No doubt, society’s cruising toward an automated future, but let’s not get ahead of ourselves. The dystopian (or utopian, depending who you ask) future robot workforce hasn’t completely emerged from the realm of sci-fi yet. For one, where are the robots coming from? Someone has to manufacture and program them, which means jobs. Also, there are still plenty of menial tasks a computer can’t handle. A touch screen can’t clean tables, mop floors, or flip burgers—and they’re terrible at customer service.

 

What’s more, there’s no proof that more robots equal less jobs. As a New York Times editorial pointed out this week, there isn’t a finite amount of labor.
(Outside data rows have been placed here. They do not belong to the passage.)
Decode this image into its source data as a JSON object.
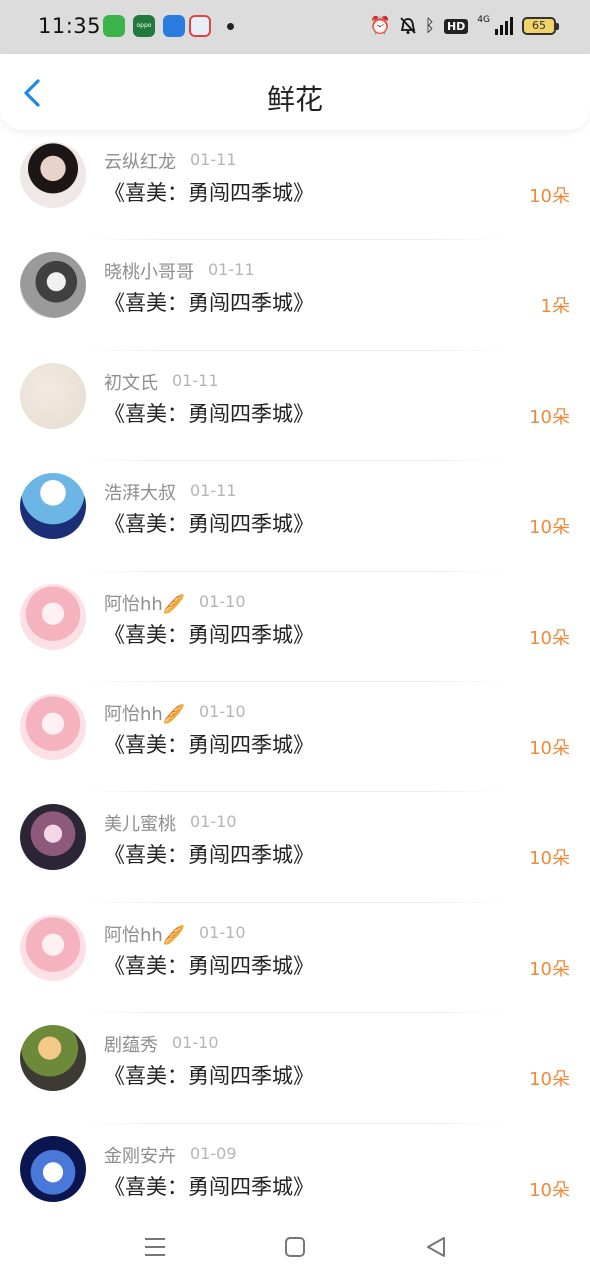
{
  "status_bar": {
    "time": "11:35",
    "battery": "65",
    "network": "4G",
    "hd": "HD",
    "icons": [
      "alarm-icon",
      "bell-off-icon",
      "bluetooth-icon",
      "hd-icon",
      "signal-icon",
      "battery-icon"
    ],
    "apps": [
      {
        "name": "green-app-icon",
        "color": "#3bb34a"
      },
      {
        "name": "oppo-app-icon",
        "color": "#1f7a3e"
      },
      {
        "name": "blue-app-icon",
        "color": "#2a7be0"
      },
      {
        "name": "baidu-app-icon",
        "color": "#e8eef8"
      }
    ]
  },
  "header": {
    "title": "鲜花",
    "back_icon": "chevron-left-icon",
    "accent": "#1e88e5"
  },
  "flowers": [
    {
      "name": "云纵红龙",
      "date": "01-11",
      "book": "《喜美：勇闯四季城》",
      "count": "10朵",
      "avatar": "girl-photo"
    },
    {
      "name": "晓桃小哥哥",
      "date": "01-11",
      "book": "《喜美：勇闯四季城》",
      "count": "1朵",
      "avatar": "bw-photo"
    },
    {
      "name": "初文氏",
      "date": "01-11",
      "book": "《喜美：勇闯四季城》",
      "count": "10朵",
      "avatar": "paper-texture"
    },
    {
      "name": "浩湃大叔",
      "date": "01-11",
      "book": "《喜美：勇闯四季城》",
      "count": "10朵",
      "avatar": "cloud-scene"
    },
    {
      "name": "阿怡hh🥖",
      "date": "01-10",
      "book": "《喜美：勇闯四季城》",
      "count": "10朵",
      "avatar": "pink-anime"
    },
    {
      "name": "阿怡hh🥖",
      "date": "01-10",
      "book": "《喜美：勇闯四季城》",
      "count": "10朵",
      "avatar": "pink-anime"
    },
    {
      "name": "美儿蜜桃",
      "date": "01-10",
      "book": "《喜美：勇闯四季城》",
      "count": "10朵",
      "avatar": "anime-dark"
    },
    {
      "name": "阿怡hh🥖",
      "date": "01-10",
      "book": "《喜美：勇闯四季城》",
      "count": "10朵",
      "avatar": "pink-anime"
    },
    {
      "name": "剧蕴秀",
      "date": "01-10",
      "book": "《喜美：勇闯四季城》",
      "count": "10朵",
      "avatar": "kid-photo"
    },
    {
      "name": "金刚安卉",
      "date": "01-09",
      "book": "《喜美：勇闯四季城》",
      "count": "10朵",
      "avatar": "space-cartoon"
    }
  ],
  "colors": {
    "count": "#ef8a3a",
    "name": "#8e8e8e",
    "date": "#b5b5b5",
    "book": "#222222"
  },
  "nav": [
    "menu-icon",
    "home-square-icon",
    "back-triangle-icon"
  ]
}
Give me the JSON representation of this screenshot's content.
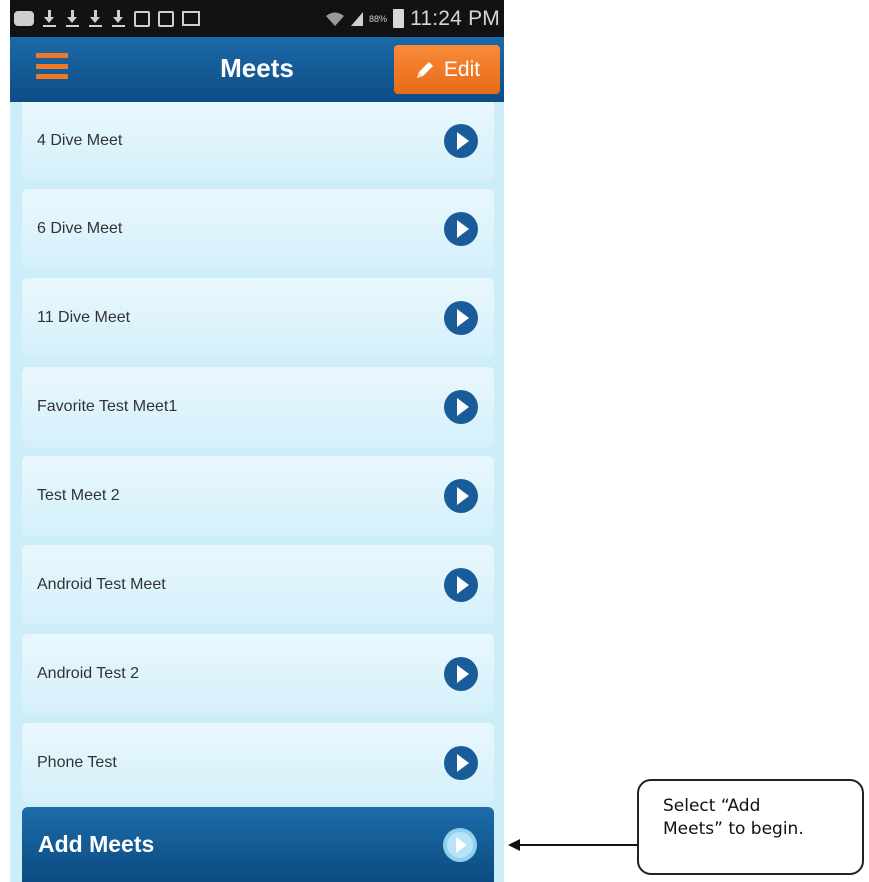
{
  "status_bar": {
    "battery_percent": "88%",
    "time": "11:24 PM"
  },
  "header": {
    "title": "Meets",
    "edit_label": "Edit"
  },
  "meets": [
    {
      "label": "4 Dive Meet"
    },
    {
      "label": "6 Dive Meet"
    },
    {
      "label": "11 Dive Meet"
    },
    {
      "label": "Favorite Test Meet1"
    },
    {
      "label": "Test Meet 2"
    },
    {
      "label": "Android Test Meet"
    },
    {
      "label": "Android Test 2"
    },
    {
      "label": "Phone Test"
    }
  ],
  "add_meets": {
    "label": "Add Meets"
  },
  "callout": {
    "text": "Select “Add\nMeets” to begin."
  },
  "colors": {
    "header_blue": "#0d4d85",
    "accent_orange": "#f07a24",
    "list_bg": "#cdeef8",
    "go_icon_blue": "#1a5c99"
  }
}
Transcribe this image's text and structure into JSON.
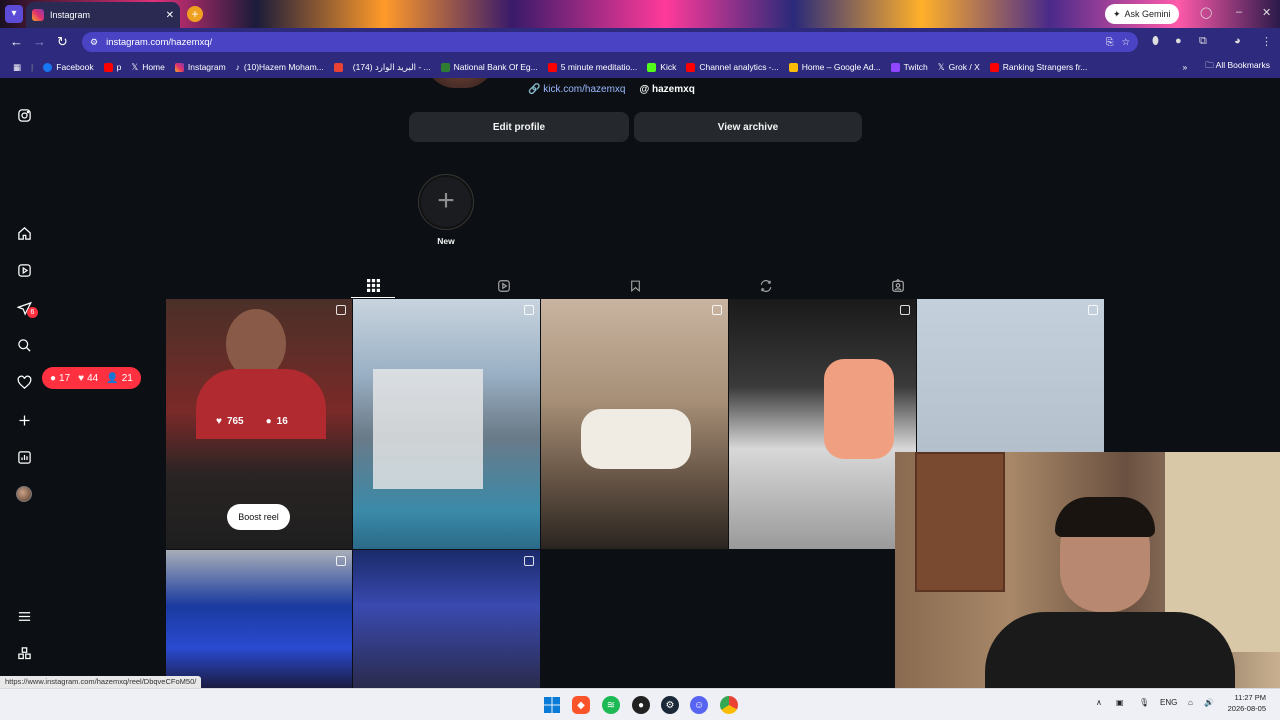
{
  "browser": {
    "tab_title": "Instagram",
    "url": "instagram.com/hazemxq/",
    "gemini_label": "Ask Gemini",
    "bookmarks": [
      {
        "label": "Facebook",
        "icon": "facebook-icon",
        "color": "#1877f2"
      },
      {
        "label": "p",
        "icon": "youtube-icon",
        "color": "#ff0000"
      },
      {
        "label": "Home",
        "icon": "x-icon",
        "color": "#000000"
      },
      {
        "label": "Instagram",
        "icon": "instagram-icon",
        "color": "#e1306c"
      },
      {
        "label": "(10)Hazem Moham...",
        "icon": "tiktok-icon",
        "color": "#000000"
      },
      {
        "label": "",
        "icon": "gmail-icon",
        "color": "#ea4335"
      },
      {
        "label": "(174) البريد الوارد - ...",
        "icon": "outlook-icon",
        "color": "#0078d4"
      },
      {
        "label": "National Bank Of Eg...",
        "icon": "bank-icon",
        "color": "#2e7d32"
      },
      {
        "label": "5 minute meditatio...",
        "icon": "youtube-icon",
        "color": "#ff0000"
      },
      {
        "label": "Kick",
        "icon": "kick-icon",
        "color": "#53fc18"
      },
      {
        "label": "Channel analytics -...",
        "icon": "youtube-icon",
        "color": "#ff0000"
      },
      {
        "label": "Home – Google Ad...",
        "icon": "google-ads-icon",
        "color": "#fbbc04"
      },
      {
        "label": "Twitch",
        "icon": "twitch-icon",
        "color": "#9146ff"
      },
      {
        "label": "Grok / X",
        "icon": "x-icon",
        "color": "#000000"
      },
      {
        "label": "Ranking Strangers fr...",
        "icon": "youtube-icon",
        "color": "#ff0000"
      }
    ],
    "all_bookmarks": "All Bookmarks",
    "more_bookmarks": "»",
    "status_url": "https://www.instagram.com/hazemxq/reel/DbqveCFoM50/"
  },
  "profile": {
    "kick_link": "kick.com/hazemxq",
    "threads_handle": "hazemxq",
    "edit_profile": "Edit profile",
    "view_archive": "View archive",
    "new_highlight": "New"
  },
  "notifications": {
    "comments": "17",
    "likes": "44",
    "follows": "21",
    "messages_badge": "6"
  },
  "grid": {
    "hover_likes": "765",
    "hover_comments": "16",
    "boost_label": "Boost reel"
  },
  "taskbar": {
    "lang": "ENG",
    "time": "11:27 PM",
    "date": "2026-08-05"
  },
  "colors": {
    "accent_red": "#ff3040",
    "page_bg": "#0c1014",
    "button_bg": "#25292e",
    "addr_bg": "#2e2a7e"
  }
}
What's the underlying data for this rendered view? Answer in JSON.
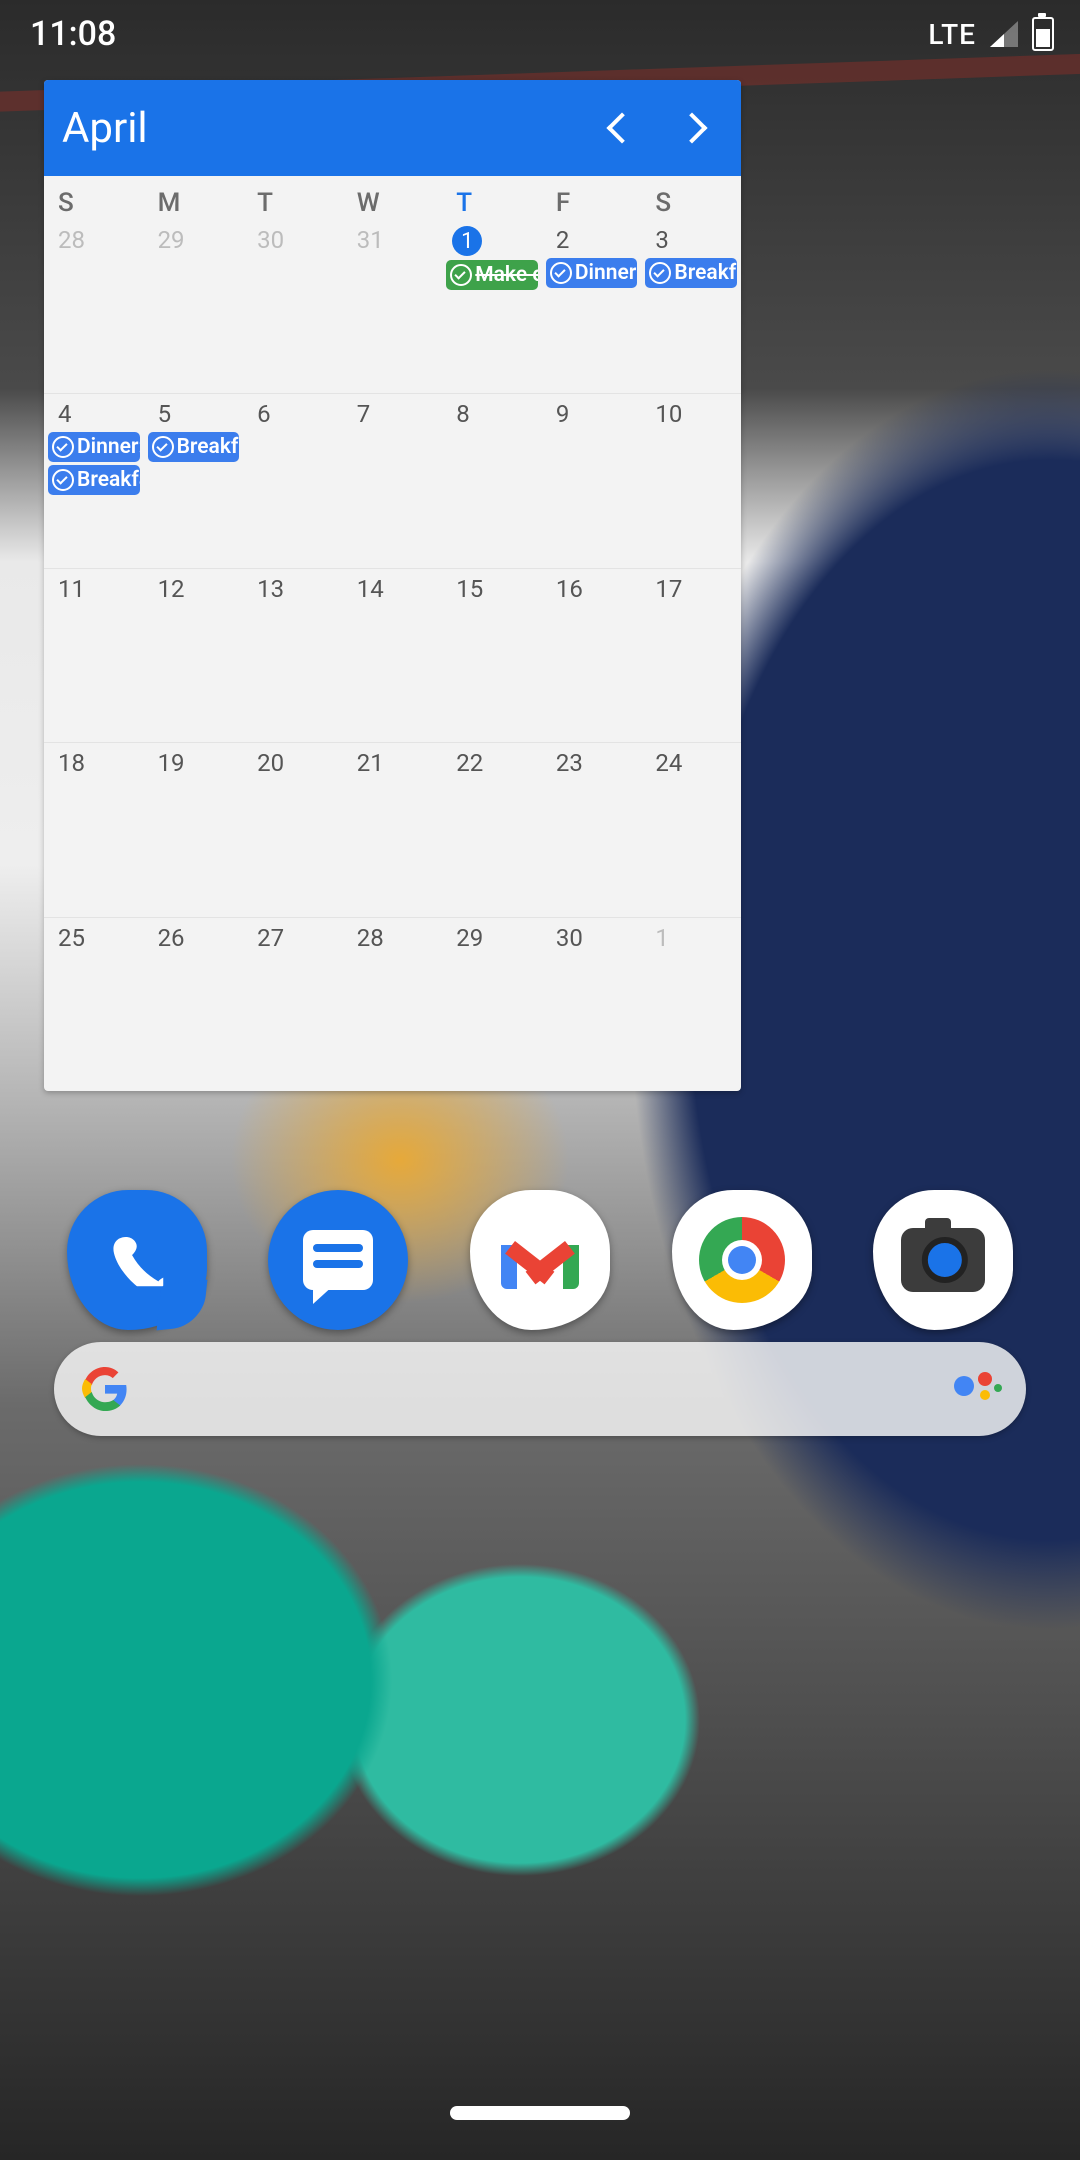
{
  "status": {
    "time": "11:08",
    "network": "LTE"
  },
  "calendar": {
    "month_label": "April",
    "today_index": 4,
    "days_of_week": [
      "S",
      "M",
      "T",
      "W",
      "T",
      "F",
      "S"
    ],
    "weeks": [
      [
        {
          "n": "28",
          "other": true,
          "events": []
        },
        {
          "n": "29",
          "other": true,
          "events": []
        },
        {
          "n": "30",
          "other": true,
          "events": []
        },
        {
          "n": "31",
          "other": true,
          "events": []
        },
        {
          "n": "1",
          "today": true,
          "events": [
            {
              "label": "Make c",
              "done": true
            }
          ]
        },
        {
          "n": "2",
          "events": [
            {
              "label": "Dinner:"
            }
          ]
        },
        {
          "n": "3",
          "events": [
            {
              "label": "Breakfa"
            }
          ]
        }
      ],
      [
        {
          "n": "4",
          "events": [
            {
              "label": "Dinner:"
            },
            {
              "label": "Breakfa"
            }
          ]
        },
        {
          "n": "5",
          "events": [
            {
              "label": "Breakfa"
            }
          ]
        },
        {
          "n": "6",
          "events": []
        },
        {
          "n": "7",
          "events": []
        },
        {
          "n": "8",
          "events": []
        },
        {
          "n": "9",
          "events": []
        },
        {
          "n": "10",
          "events": []
        }
      ],
      [
        {
          "n": "11",
          "events": []
        },
        {
          "n": "12",
          "events": []
        },
        {
          "n": "13",
          "events": []
        },
        {
          "n": "14",
          "events": []
        },
        {
          "n": "15",
          "events": []
        },
        {
          "n": "16",
          "events": []
        },
        {
          "n": "17",
          "events": []
        }
      ],
      [
        {
          "n": "18",
          "events": []
        },
        {
          "n": "19",
          "events": []
        },
        {
          "n": "20",
          "events": []
        },
        {
          "n": "21",
          "events": []
        },
        {
          "n": "22",
          "events": []
        },
        {
          "n": "23",
          "events": []
        },
        {
          "n": "24",
          "events": []
        }
      ],
      [
        {
          "n": "25",
          "events": []
        },
        {
          "n": "26",
          "events": []
        },
        {
          "n": "27",
          "events": []
        },
        {
          "n": "28",
          "events": []
        },
        {
          "n": "29",
          "events": []
        },
        {
          "n": "30",
          "events": []
        },
        {
          "n": "1",
          "other": true,
          "events": []
        }
      ]
    ]
  },
  "dock": {
    "apps": [
      "phone",
      "messages",
      "gmail",
      "chrome",
      "camera"
    ]
  }
}
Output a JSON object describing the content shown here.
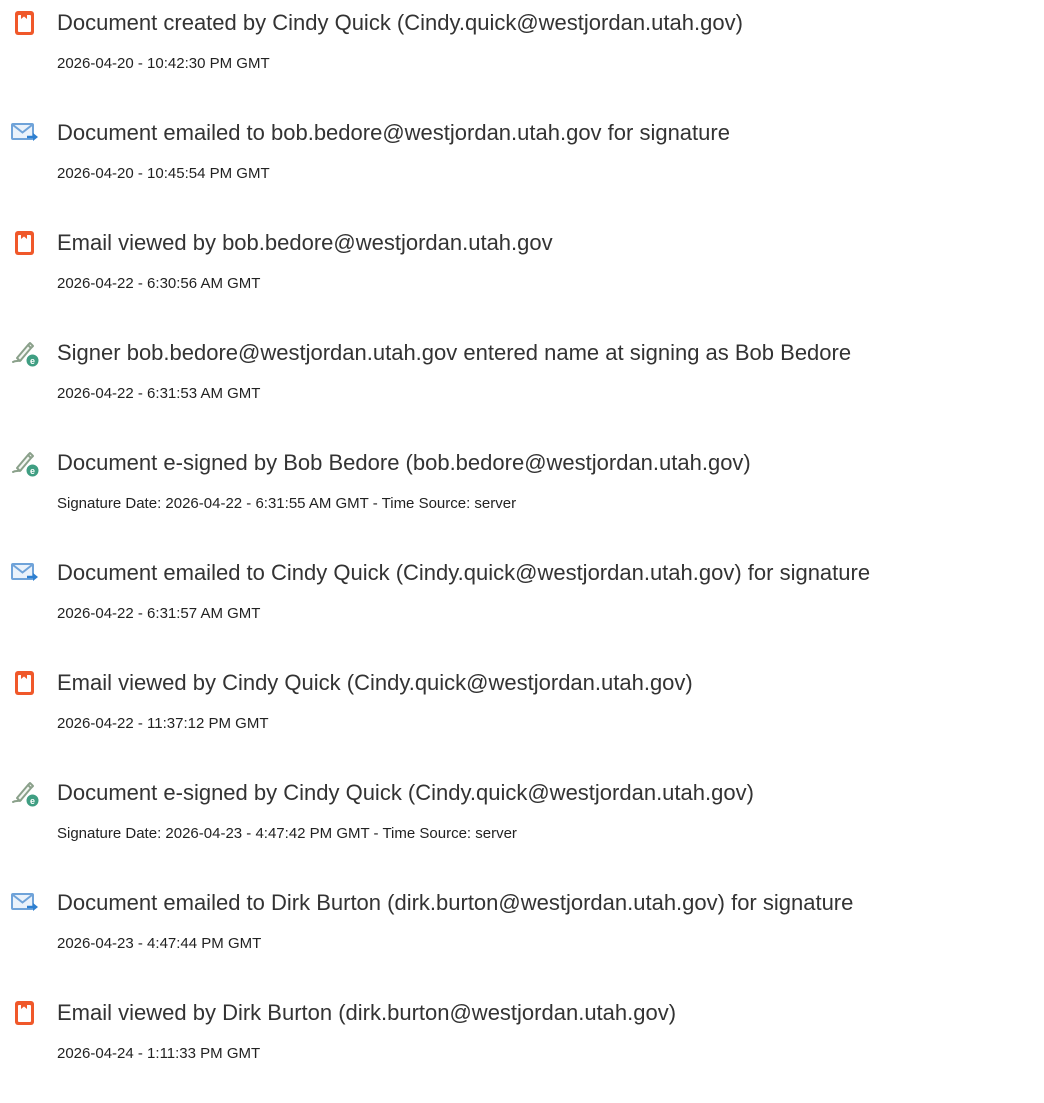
{
  "colors": {
    "doc_icon": "#f0582a",
    "email_icon": "#6fa3d9",
    "email_arrow": "#2d7fd1",
    "sign_icon": "#8aa08a",
    "sign_badge": "#3f9e82",
    "text": "#333333"
  },
  "events": [
    {
      "icon": "document-icon",
      "title": "Document created by Cindy Quick (Cindy.quick@westjordan.utah.gov)",
      "time": "2026-04-20 - 10:42:30 PM GMT"
    },
    {
      "icon": "email-icon",
      "title": "Document emailed to bob.bedore@westjordan.utah.gov for signature",
      "time": "2026-04-20 - 10:45:54 PM GMT"
    },
    {
      "icon": "document-icon",
      "title": "Email viewed by bob.bedore@westjordan.utah.gov",
      "time": "2026-04-22 - 6:30:56 AM GMT"
    },
    {
      "icon": "signature-pen-icon",
      "title": "Signer bob.bedore@westjordan.utah.gov entered name at signing as Bob Bedore",
      "time": "2026-04-22 - 6:31:53 AM GMT"
    },
    {
      "icon": "signature-pen-icon",
      "title": "Document e-signed by Bob Bedore (bob.bedore@westjordan.utah.gov)",
      "time": "Signature Date: 2026-04-22 - 6:31:55 AM GMT - Time Source: server"
    },
    {
      "icon": "email-icon",
      "title": "Document emailed to Cindy Quick (Cindy.quick@westjordan.utah.gov) for signature",
      "time": "2026-04-22 - 6:31:57 AM GMT"
    },
    {
      "icon": "document-icon",
      "title": "Email viewed by Cindy Quick (Cindy.quick@westjordan.utah.gov)",
      "time": "2026-04-22 - 11:37:12 PM GMT"
    },
    {
      "icon": "signature-pen-icon",
      "title": "Document e-signed by Cindy Quick (Cindy.quick@westjordan.utah.gov)",
      "time": "Signature Date: 2026-04-23 - 4:47:42 PM GMT - Time Source: server"
    },
    {
      "icon": "email-icon",
      "title": "Document emailed to Dirk Burton (dirk.burton@westjordan.utah.gov) for signature",
      "time": "2026-04-23 - 4:47:44 PM GMT"
    },
    {
      "icon": "document-icon",
      "title": "Email viewed by Dirk Burton (dirk.burton@westjordan.utah.gov)",
      "time": "2026-04-24 - 1:11:33 PM GMT"
    }
  ]
}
Tasks that require problem-solving, dexterity, and certain skills—even if not higher education—are still outside the realm of what machines can easily replace.

 

“Labor-saving technological change necessarily displaces workers performing certain tasks—that’s where the gains in productivity come from—but over the long run, it generates new products and services that raise national income and increase the overall demand for labor,” wrote the Times.

 

So far, so true, mounting research suggests. Michael Reich, coauthor of a study by the National Employment Law Project told Slate, “Technology has been increasing restaurant productivity for some time—think of computerized ordering of supplies, Open Table and Yelp and electronic ovens—but that has not translated into lower employment in the aggregate. Indeed, employment in restaurants has been growing along with the use of technology.

Not much comfort for low-skill workers in the fast food industry, but I do think that the robot takeover of these jobs is inevitable, and will probably happen soon.   I’m not quite sure what the concrete aim of the fast foods strikes is, but I am even less sure what fast food workers and their labor leaders plan to do about robots.